Appellant assigns as error the giving of a number of other instructions and the refusal to give certain instructions offered on behalf of defendant. We have carefully examined the instructions given by the court, as well as the ones refused, and are of the opinion that the instructions, taken as a whole, fairly and fully state the law applicable to the facts of this case, and that no reversible error was committed by
Appellant contends that the court erred in denying its motion for subrogation. In passing upon that motion the court said: “It is by the court ordered that the motion of the defendant for subrogation to the rights of plaintiffs under said mortgage in proportion to the amount of the verdict of the jury be, and the same hereby is, deferred until such time as defendant shall pay to the plaintiffs the amount of said verdict and judgment rendered thereon, or pay said amount into court for the use and benefit of said plaintiffs.”
It thus appears that the trial court did not definitely determine the question of subrogation. Clearly, under the law the appellant is not entitled to subrogation, in any event, until it has paid or offered to pay the judgment in this case. Counsel for respondent contend that there is no subrogation clause in the policy and therefore it must be covered by the common-law rule, and cite 1 Clement on Fire Insurance, p. 378, where the author says: “Where the insurance is not sufficient to cover the mortgage debt, the company takes nothing by subrogation and assignment until the mortgage is paid or tendered in full, both principal and interest. ’ ’

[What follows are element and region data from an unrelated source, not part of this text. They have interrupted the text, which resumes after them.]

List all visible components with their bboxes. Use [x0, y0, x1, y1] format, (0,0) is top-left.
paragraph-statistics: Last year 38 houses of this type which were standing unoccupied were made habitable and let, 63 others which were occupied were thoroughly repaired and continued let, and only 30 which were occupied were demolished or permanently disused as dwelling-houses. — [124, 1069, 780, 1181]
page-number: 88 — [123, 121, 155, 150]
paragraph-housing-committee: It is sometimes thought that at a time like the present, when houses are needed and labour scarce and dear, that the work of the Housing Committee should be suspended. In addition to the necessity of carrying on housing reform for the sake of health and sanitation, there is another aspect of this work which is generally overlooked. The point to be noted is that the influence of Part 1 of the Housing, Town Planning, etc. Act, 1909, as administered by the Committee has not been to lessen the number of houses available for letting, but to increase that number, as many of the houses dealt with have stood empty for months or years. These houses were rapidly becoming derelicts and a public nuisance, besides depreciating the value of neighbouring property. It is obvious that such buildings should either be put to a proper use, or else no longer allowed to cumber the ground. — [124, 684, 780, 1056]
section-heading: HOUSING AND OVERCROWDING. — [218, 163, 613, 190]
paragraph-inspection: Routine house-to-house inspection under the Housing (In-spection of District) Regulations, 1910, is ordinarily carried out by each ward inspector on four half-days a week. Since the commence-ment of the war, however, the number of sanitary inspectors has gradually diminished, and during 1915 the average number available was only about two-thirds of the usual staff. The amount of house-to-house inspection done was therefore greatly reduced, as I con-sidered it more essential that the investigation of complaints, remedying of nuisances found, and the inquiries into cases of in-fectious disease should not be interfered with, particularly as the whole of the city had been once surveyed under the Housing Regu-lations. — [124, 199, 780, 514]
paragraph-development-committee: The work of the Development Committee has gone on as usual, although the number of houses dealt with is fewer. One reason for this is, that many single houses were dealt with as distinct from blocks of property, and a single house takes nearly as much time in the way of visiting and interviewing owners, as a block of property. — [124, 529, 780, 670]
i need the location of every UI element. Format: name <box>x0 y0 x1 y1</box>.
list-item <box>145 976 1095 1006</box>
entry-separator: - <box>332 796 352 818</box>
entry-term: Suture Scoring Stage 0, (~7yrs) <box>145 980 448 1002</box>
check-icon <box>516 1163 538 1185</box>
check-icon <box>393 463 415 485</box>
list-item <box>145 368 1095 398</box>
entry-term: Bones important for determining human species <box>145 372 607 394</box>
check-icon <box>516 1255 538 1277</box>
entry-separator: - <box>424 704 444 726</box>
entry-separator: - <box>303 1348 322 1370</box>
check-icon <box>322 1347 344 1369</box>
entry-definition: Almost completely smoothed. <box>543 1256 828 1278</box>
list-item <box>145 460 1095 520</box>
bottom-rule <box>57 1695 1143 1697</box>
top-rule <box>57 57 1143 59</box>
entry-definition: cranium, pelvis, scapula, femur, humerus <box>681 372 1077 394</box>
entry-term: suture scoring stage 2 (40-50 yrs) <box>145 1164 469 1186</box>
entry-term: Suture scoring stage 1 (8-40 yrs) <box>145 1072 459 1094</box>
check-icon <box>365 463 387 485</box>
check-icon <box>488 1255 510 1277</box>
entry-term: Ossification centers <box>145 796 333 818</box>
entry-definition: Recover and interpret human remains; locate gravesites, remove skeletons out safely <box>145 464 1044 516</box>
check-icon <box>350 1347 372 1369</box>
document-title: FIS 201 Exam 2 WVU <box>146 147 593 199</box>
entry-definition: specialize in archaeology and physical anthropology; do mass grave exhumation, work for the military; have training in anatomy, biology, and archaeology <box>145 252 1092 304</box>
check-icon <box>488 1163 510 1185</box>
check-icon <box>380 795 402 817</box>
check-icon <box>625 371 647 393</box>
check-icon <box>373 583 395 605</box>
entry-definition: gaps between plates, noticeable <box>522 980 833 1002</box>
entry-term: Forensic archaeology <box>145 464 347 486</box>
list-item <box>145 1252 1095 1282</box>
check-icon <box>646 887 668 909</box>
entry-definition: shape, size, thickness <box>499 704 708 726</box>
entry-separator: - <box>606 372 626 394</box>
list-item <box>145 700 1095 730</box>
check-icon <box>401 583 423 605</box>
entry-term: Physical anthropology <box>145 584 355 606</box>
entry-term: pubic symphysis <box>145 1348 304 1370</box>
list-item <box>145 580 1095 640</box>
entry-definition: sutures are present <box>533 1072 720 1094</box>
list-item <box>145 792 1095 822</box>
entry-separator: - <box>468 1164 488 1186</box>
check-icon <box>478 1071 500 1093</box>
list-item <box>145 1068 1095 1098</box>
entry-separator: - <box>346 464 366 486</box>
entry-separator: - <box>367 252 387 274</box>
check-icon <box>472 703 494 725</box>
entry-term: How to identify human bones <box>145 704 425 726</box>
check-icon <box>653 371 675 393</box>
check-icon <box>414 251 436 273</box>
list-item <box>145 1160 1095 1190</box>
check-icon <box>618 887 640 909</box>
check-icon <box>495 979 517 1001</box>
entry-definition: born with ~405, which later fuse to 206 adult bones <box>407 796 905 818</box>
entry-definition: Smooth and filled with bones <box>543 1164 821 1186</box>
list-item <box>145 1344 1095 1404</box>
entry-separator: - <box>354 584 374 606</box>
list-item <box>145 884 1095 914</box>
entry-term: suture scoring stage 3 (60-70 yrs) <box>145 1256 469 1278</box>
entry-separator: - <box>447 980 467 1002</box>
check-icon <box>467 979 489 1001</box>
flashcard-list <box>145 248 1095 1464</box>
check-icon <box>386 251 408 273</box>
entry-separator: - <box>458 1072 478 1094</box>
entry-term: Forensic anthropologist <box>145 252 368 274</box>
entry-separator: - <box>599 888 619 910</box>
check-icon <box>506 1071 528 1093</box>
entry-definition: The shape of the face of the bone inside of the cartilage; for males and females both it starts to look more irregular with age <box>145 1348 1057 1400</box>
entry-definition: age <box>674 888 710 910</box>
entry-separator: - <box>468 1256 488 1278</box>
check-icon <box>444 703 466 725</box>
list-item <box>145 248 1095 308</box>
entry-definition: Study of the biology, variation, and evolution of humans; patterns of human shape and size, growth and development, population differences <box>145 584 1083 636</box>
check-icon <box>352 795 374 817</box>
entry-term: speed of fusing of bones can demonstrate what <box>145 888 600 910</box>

However, the trial court did not deny the motion to subrogate, but simply held the matter in abeyance until such time as the company would make or tender payment of said judgment in full, at which time it reserves the right to take up and decide said question.
There is nothing iu the contention of. appellant that the court erred in denying said motion for subrogation.
Some other questions were raised on the motion for a new trial, one in particular in regard to newly discovered evidence. We assume that the appellant does not rely upon that, since counsel have not referred to it in their brief.
We therefore conclude that the judgment of the trial court must be affirmed, and it is so ordered, with costs in favor of respondent.